Let’s close with a German judicial flourish:
In Germany successive attempts in 1974, 1986, 1993 and 2009 to contest the validity of laws or treaties of the Community before the country’s own constitutional court have all yielded the same result. The judges in Karlsruhe have declared that Germany’s Grundgesetz – Basic Law – may not be overridden by the European Court, but since no such infringement has ‘so far’ or ‘yet’ occurred, the plaintiffs have no case. Last year, it was called on once more, this time to pronounce on the legality of the blessing the ECJ had given to the ECB’s bond-purchasing programme. Once again it declined to say this was illegal, while observing that the proportionality of its effects had not been adequately appraised, and instructing the German government and the Bundesbank to conduct such an appraisal and ensure appropriate proportionality. There was uproar in the Euromedia. The Financial Times was apoplectic. ‘The German court has set a bomb under the EU’s legal order,’ Martin Sandbu cried. The court had ‘launched a legal missile into the heart of the EU. Its judgment is extraordinary. It is an attack on basic economics, the central bank’s integrity, its independence and the legal order of the EU,’ Martin Wolf thundered. ‘Future historians may mark this as the decisive turning-point in Europe’s history, towards disintegration.’ They need not have turned a hair.
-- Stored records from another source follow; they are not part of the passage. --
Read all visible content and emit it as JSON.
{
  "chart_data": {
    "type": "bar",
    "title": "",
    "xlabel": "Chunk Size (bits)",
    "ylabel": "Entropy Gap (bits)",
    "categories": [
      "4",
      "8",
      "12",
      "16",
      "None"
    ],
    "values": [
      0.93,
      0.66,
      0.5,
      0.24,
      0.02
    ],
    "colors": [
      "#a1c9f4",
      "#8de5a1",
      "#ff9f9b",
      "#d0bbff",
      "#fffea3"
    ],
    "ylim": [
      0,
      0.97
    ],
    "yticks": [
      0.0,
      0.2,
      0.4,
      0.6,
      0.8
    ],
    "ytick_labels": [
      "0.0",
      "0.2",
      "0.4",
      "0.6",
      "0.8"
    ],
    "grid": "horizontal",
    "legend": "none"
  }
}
The Bundesverfassungsgericht is a mostly toothless body, as its studiously suspended judgments indicate. Best known for meekly overturning Germany’s Basic Law to allow Schröder and Merkel in 2005 to stage an unconstitutional election before polls were due, it takes care to avoid serious offence to the Obrigkeiten of the day. Berlin and Frankfurt are unlikely to have much difficulty sending Karlsruhe back to sleep.
*She’s referring to Quantitative Easing, a monetary policy trick that the US Fed was indulging at during this era, to great “success.”